En un rincón de aquel ajedrez dispar que dibujaban las baldosas
bajo las mesas del boliche, me encontré como un alfil abandonado, gravitando,
solo, con la mirada puesta en la farola de la calle Álvarez Jonte.
Alguien o algo (acaso lo mismo que me puso allí) me hablaba al oído
con las siete voces de las siete cabezas de la Hydra.
Yo no entendía bien de qué se trataba, ni qué cosas rumoreaban esos
ecos cavernosos, yendo y viniendo, chocándose entre sí, entrelazándose, como si
fueran fantasmas cegados por la penumbra.
Presuntos nombres de mujer, países y pájaros irreales, seres que jamás
había visto, flotaban a mi alrededor con ese vértigo que de un momento a otro
se está por desplomar sobre el tiempo incierto.
De pronto, la súbita revelación de un acento galaico se mezcló en
medio de aquel tumulto sonoro y me interrogó severo.
Después de dudarlo apenas, comprendí que su pregunta era una
oferta.
Las voces se habían acallado.
Pedí un café y antes de pagarlo, noté que había escrito la letra de
un tango del que ahora no recuerdo ni un solo murmullo.

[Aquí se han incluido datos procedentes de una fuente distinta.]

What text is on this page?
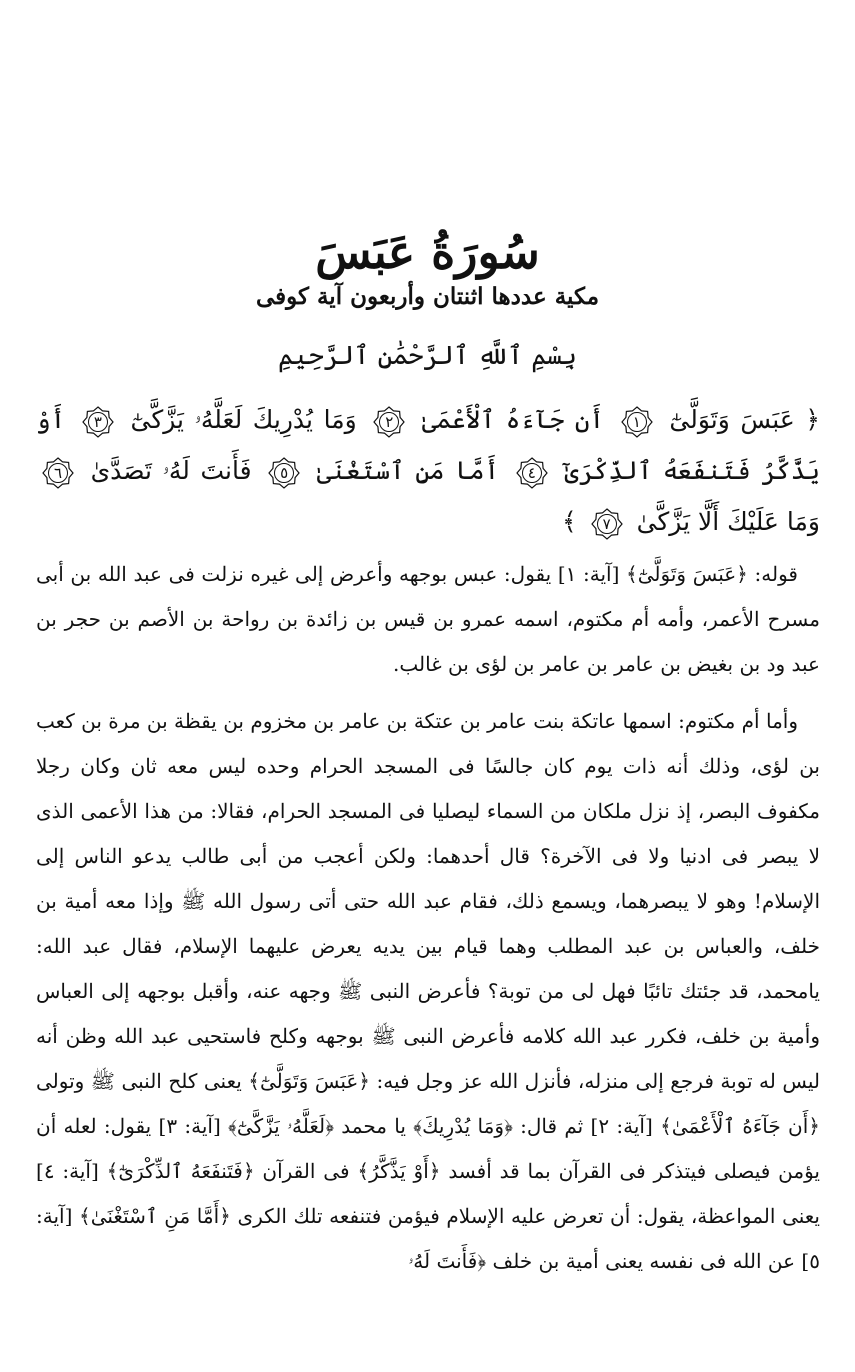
سُورَةُ عَبَسَ
مكية عددها اثنتان وأربعون آية كوفى
بِسْمِ ٱللَّهِ ٱلرَّحْمَٰنِ ٱلرَّحِيمِ
﴿ عَبَسَ وَتَوَلَّىٰٓ
١
أَن جَآءَهُ ٱلْأَعْمَىٰ
٢
وَمَا يُدْرِيكَ لَعَلَّهُۥ يَزَّكَّىٰٓ
٣
أَوْ يَذَّكَّرُ فَتَنفَعَهُ ٱلذِّكْرَىٰٓ
٤
أَمَّا مَنِ ٱسْتَغْنَىٰ
٥
فَأَنتَ لَهُۥ تَصَدَّىٰ
٦
وَمَا عَلَيْكَ أَلَّا يَزَّكَّىٰ
٧
﴾

قوله: ﴿عَبَسَ وَتَوَلَّىٰٓ﴾ [آية: ١] يقول: عبس بوجهه وأعرض إلى غيره نزلت فى عبد الله بن أبى مسرح الأعمر، وأمه أم مكتوم، اسمه عمرو بن قيس بن زائدة بن رواحة بن الأصم بن حجر بن عبد ود بن بغيض بن عامر بن عامر بن لؤى بن غالب.

وأما أم مكتوم: اسمها عاتكة بنت عامر بن عتكة بن عامر بن مخزوم بن يقظة بن مرة بن كعب بن لؤى، وذلك أنه ذات يوم كان جالسًا فى المسجد الحرام وحده ليس معه ثان وكان رجلا مكفوف البصر، إذ نزل ملكان من السماء ليصليا فى المسجد الحرام، فقالا: من هذا الأعمى الذى لا يبصر فى ادنيا ولا فى الآخرة؟ قال أحدهما: ولكن أعجب من أبى طالب يدعو الناس إلى الإسلام! وهو لا يبصرهما، ويسمع ذلك، فقام عبد الله حتى أتى رسول الله ﷺ وإذا معه أمية بن خلف، والعباس بن عبد المطلب وهما قيام بين يديه يعرض عليهما الإسلام، فقال عبد الله: يامحمد، قد جئتك تائبًا فهل لى من توبة؟ فأعرض النبى ﷺ وجهه عنه، وأقبل بوجهه إلى العباس وأمية بن خلف، فكرر عبد الله كلامه فأعرض النبى ﷺ بوجهه وكلح فاستحيى عبد الله وظن أنه ليس له توبة فرجع إلى منزله، فأنزل الله عز وجل فيه: ﴿عَبَسَ وَتَوَلَّىٰٓ﴾ يعنى كلح النبى ﷺ وتولى ﴿أَن جَآءَهُ ٱلْأَعْمَىٰ﴾ [آية: ٢] ثم قال: ﴿وَمَا يُدْرِيكَ﴾ يا محمد ﴿لَعَلَّهُۥ يَزَّكَّىٰٓ﴾ [آية: ٣] يقول: لعله أن يؤمن فيصلى فيتذكر فى القرآن بما قد أفسد ﴿أَوْ يَذَّكَّرُ﴾ فى القرآن ﴿فَتَنفَعَهُ ٱلذِّكْرَىٰٓ﴾ [آية: ٤] يعنى المواعظة، يقول: أن تعرض عليه الإسلام فيؤمن فتنفعه تلك الكرى ﴿أَمَّا مَنِ ٱسْتَغْنَىٰ﴾ [آية: ٥] عن الله فى نفسه يعنى أمية بن خلف ﴿فَأَنتَ لَهُۥ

Por las noches intento regresar al mismo sueño, o mejor dicho, al mismo
tango. Pero el bar ya es otro, o peor aún, algo me detiene en el umbral de una
melancolía o del desvelo.
Cada madrugada, por rescatarlo del olvido, voy tramando palabras
sobre otras palabras que no me dejan nada.
Ni siquiera la certeza de saber si fui yo quien era el que soñaba.